Texture. But, cudamalloc does not copy data to GPU, so please post some code.

Post some code, because we are not psychic ;)

Get it working with the mesh data in global memory first, then move on to binding it to a texture.

You’ll need to profile your application. There’s not much point to ray packets with CUDA, as the simd architecture essentially gives you packets for free.


first thanks for your replies!!! :D

int main(int argc, char **argv)



    CUDA_SAFE_CALL(cudaMallocHost((void**) &triangles_host, numTriangles * sizeof(Triangle)));


    CUDA_SAFE_CALL(cudaMalloc((void**) &scene_device, sizeof(Scene)));

    CUDA_SAFE_CALL(cudaMalloc((void**) &triangles_device, numTriangles * sizeof(Triangle)));



void displayFunc(void)



CUDA_SAFE_CALL(cudaMemcpy(scene_device, &scene, sizeof(Scene), cudaMemcpyHostToDevice));

    CUDA_SAFE_CALL(cudaMemcpy(triangles_device, triangles_host, numTriangles * sizeof(Triangle), cudaMemcpyHostToDevice));



    dim3 threads(BLOCKSIZE, BLOCKSIZE);



    raytrace<<<grid, threads>>>(d_dst, scene_device, numTriangles, triangles_device);



__global__ void raytrace(Color *dst, Scene* global_scene, int numTriangles, Triangle* global_triangles)



    if((tx == 0) && (ty == 0))


        shared_scene = *global_scene;

        shared_triangles = global_triangles;

        shared_numTris = numTriangles;


   const int screenX = tx + bx * BLOCKSIZE;

    const int screenY = ty + by * BLOCKSIZE;

    const int idxC = screenY * PIC_WIDTH + screenX;



    ...doing... object-ray intersection and shading....

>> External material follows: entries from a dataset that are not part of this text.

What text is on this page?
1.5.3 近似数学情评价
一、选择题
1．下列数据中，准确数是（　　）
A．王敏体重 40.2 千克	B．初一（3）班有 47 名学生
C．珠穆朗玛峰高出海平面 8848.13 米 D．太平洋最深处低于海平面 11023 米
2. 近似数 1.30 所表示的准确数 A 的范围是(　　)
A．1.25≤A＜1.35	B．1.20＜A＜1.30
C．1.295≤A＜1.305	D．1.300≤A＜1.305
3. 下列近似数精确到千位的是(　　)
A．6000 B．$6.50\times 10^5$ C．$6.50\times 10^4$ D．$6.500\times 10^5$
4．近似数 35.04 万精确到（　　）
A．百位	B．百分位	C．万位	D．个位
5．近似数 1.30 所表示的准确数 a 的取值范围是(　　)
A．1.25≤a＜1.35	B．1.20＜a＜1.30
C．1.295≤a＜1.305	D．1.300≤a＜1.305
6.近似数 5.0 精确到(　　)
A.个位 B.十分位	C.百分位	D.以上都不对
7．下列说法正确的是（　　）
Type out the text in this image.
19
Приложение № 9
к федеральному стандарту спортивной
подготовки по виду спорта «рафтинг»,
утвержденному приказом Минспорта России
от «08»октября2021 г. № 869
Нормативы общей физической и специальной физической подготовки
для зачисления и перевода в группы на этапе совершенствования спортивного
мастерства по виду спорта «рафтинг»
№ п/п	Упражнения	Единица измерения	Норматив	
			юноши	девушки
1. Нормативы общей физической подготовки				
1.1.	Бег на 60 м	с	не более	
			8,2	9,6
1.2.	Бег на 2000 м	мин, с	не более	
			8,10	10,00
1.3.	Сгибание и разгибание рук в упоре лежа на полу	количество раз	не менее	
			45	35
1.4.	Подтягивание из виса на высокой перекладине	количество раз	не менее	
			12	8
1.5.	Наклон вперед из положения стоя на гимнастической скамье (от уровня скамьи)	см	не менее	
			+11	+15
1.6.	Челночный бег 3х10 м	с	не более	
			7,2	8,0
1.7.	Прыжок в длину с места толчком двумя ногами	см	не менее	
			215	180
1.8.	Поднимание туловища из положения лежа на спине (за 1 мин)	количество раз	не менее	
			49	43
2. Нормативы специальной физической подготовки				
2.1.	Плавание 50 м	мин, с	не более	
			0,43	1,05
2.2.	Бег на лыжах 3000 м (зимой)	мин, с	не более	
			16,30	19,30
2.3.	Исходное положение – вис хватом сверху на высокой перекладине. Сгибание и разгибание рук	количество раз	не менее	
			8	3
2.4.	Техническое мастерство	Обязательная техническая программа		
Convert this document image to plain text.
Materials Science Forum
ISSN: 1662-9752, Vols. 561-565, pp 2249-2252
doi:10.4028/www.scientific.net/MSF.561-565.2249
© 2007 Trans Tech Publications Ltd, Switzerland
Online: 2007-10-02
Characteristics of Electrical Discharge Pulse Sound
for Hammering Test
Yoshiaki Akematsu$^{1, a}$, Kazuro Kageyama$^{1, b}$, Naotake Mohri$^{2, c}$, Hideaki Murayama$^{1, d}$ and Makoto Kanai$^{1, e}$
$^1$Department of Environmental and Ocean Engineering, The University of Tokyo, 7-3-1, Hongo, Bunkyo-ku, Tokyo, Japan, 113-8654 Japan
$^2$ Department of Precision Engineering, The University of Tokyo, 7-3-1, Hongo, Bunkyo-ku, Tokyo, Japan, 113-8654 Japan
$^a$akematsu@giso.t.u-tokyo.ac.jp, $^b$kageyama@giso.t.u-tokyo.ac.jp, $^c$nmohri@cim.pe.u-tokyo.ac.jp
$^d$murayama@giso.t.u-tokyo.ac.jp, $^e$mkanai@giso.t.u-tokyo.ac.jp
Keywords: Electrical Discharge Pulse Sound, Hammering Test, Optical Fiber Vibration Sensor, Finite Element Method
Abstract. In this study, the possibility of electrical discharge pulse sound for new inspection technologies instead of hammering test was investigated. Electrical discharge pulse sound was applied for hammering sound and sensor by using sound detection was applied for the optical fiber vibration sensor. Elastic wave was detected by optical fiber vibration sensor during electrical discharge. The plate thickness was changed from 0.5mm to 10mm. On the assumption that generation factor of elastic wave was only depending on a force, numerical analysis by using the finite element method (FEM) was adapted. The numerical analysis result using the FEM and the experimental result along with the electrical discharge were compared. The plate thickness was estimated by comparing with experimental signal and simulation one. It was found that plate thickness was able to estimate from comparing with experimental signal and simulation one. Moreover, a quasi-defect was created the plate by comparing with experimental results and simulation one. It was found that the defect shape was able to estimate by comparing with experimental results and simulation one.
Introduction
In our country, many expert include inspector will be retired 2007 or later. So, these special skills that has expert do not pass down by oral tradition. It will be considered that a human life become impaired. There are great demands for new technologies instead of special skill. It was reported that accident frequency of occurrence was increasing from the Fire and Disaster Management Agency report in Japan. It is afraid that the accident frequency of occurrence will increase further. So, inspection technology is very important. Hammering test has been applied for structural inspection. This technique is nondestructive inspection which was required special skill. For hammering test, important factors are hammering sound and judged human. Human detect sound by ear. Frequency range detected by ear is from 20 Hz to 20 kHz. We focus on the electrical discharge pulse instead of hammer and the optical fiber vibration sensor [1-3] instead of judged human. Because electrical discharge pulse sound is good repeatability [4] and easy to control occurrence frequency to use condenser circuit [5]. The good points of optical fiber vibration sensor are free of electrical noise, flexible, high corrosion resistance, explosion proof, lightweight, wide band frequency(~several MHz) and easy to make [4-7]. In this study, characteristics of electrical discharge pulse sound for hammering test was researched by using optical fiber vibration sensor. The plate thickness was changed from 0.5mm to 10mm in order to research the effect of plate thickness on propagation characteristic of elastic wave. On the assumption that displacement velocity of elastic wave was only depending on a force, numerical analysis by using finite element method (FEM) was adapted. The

Oooh… i thought I have to allocate the memory for gpu with cudaMalloc and the copy it up with cudaMemcpy…

How do you mean this?

Thank you for this advice, but I thought I could generate rays for a block and such a block would be a ray packet. But so I have thought wrong… :whistling:

Thank you and bye,

Greetings thopil

From looking at your code, it seems that you are doing a few cudaMemcpys per frame. How are you displaying the final pixels? Do you do a cudaMemcpy back to the host? If so, this is likely your bottleneck.

kernel arguments are already in shared memory. You are not copying anything into shared memory, just the pointer.

I think it is best to put your geometry into 1D arrays (float4), bind a texture to them, and access the geometry with a texture. How you are doing it right now looks to be by accessing it from global memory, which means all your accesses are non-coalesced.

Run your program through the visual profiler, there you can collect all the statistics on non-coalesced accessess you may ever need.

Hey man, you dont have to call that a noob question… I don;t even know this programming language that you guys are speaking. I can talk hardware, but not software programming.